Gardening Involves Physical Labor And Exercise
When most people think of exercise, they think of things such as weight lifting, aerobics, or jogging. While these are all “direct” exercises which are specifically designed for greater strength and stamina, gardening involves indirect exercises such as lifting, digging and raking, all of which requires physical exertion and effort. This benefits the body through greater blood circulation.
Gardeners Handle Dirt And Soil Frequently – And That’s Good!

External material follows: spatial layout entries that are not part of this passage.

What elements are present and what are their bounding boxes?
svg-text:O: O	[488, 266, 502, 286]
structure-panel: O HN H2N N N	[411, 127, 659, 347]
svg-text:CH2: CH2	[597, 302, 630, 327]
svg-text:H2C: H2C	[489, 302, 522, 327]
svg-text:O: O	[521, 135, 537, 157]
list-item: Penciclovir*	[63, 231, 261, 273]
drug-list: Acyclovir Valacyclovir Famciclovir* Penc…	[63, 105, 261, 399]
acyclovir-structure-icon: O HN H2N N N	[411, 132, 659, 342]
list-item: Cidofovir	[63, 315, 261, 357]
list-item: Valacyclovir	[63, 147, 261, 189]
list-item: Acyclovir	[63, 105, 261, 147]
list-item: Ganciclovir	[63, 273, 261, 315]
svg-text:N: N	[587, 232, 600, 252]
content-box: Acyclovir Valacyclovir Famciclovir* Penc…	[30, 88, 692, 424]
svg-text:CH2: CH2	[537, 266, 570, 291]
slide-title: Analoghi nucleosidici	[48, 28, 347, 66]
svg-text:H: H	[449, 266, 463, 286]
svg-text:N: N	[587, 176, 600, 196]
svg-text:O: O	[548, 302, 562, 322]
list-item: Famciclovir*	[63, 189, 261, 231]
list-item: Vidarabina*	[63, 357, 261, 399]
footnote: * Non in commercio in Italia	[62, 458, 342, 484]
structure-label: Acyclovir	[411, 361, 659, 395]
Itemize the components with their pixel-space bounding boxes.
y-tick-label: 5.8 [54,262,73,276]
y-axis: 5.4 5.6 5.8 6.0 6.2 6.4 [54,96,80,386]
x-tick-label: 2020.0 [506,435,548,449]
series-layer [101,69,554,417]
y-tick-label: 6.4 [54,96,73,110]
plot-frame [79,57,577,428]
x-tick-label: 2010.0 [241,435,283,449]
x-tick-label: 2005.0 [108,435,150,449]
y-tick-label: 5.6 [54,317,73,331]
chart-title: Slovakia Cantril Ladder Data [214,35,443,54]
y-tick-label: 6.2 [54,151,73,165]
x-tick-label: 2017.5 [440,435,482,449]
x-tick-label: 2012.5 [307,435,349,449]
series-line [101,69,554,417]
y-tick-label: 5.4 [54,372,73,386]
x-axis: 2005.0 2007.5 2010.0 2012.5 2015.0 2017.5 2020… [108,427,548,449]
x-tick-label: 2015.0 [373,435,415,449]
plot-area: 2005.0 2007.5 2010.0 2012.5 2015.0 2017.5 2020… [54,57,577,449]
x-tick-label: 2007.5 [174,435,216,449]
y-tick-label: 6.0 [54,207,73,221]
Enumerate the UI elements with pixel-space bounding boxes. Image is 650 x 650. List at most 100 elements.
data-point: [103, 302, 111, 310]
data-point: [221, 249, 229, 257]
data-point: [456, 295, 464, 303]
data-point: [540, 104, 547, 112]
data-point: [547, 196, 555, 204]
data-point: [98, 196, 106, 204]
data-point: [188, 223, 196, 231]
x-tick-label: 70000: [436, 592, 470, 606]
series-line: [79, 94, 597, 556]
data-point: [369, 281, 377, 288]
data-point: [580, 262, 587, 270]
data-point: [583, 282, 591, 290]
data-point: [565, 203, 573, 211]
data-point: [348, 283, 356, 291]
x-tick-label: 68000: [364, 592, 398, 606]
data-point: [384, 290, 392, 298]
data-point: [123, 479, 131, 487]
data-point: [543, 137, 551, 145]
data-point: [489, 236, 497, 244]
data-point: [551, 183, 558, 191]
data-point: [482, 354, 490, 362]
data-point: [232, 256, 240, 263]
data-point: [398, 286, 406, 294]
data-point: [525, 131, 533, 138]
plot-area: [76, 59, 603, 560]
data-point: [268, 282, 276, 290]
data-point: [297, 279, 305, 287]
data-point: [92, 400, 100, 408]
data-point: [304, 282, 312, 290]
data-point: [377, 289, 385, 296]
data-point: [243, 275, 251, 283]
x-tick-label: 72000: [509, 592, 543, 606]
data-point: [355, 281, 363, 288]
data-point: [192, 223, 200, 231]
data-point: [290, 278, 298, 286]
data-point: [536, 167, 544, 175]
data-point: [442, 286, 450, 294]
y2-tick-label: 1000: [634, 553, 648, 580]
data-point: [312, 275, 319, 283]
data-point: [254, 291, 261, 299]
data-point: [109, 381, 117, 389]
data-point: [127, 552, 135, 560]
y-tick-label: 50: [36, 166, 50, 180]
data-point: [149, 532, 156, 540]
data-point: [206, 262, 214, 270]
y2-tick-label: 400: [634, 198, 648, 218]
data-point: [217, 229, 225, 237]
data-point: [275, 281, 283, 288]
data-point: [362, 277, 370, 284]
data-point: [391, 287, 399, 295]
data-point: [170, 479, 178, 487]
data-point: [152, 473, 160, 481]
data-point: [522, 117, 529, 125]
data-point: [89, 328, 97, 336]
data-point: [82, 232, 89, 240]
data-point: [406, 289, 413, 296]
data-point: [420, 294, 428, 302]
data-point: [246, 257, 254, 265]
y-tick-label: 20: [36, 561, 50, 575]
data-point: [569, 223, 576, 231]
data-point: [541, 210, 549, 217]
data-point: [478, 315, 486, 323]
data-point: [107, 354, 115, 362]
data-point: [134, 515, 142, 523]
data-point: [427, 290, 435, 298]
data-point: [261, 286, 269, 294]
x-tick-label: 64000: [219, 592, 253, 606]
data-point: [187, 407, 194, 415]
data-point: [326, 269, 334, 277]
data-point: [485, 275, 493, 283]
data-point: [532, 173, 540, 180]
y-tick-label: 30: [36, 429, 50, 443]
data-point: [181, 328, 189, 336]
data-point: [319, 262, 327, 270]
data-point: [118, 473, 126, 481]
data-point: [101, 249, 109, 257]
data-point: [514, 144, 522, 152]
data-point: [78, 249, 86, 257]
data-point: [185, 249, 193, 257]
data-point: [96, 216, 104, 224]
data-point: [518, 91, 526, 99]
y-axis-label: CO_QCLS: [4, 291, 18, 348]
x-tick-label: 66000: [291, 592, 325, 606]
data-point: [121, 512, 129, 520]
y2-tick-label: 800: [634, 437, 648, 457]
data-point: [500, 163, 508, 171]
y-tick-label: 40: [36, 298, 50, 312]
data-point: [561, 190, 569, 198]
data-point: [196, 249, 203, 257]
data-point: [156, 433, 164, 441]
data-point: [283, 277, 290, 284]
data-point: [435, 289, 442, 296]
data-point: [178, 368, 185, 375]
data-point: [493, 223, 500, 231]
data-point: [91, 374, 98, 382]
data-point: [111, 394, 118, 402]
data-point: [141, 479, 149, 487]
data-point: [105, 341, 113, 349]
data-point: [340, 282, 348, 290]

Many people are under the misconception that dirt and soil are bad for them. However, a growing body of evidence is finding that the opposite is true, that a total lack of soil and dirt, and the organisms which are associated with it, can actually increase the chances of developing an auto immune disease. The reason for this is because soil is exceptionally rich in minerals, microorganisms and good bacteria. Gardeners come into contact with the soil regularly and their bodies are exposed to good (and a little bit of bad bacteria) which balances their immune system. Scientists and healthcare professionals are beginning to recognize the importance of gut health and good bacteria in conjunction with the overall health of the body. Even those who aren’t into gardening should consider consuming more foods that are fermented, along with probiotics.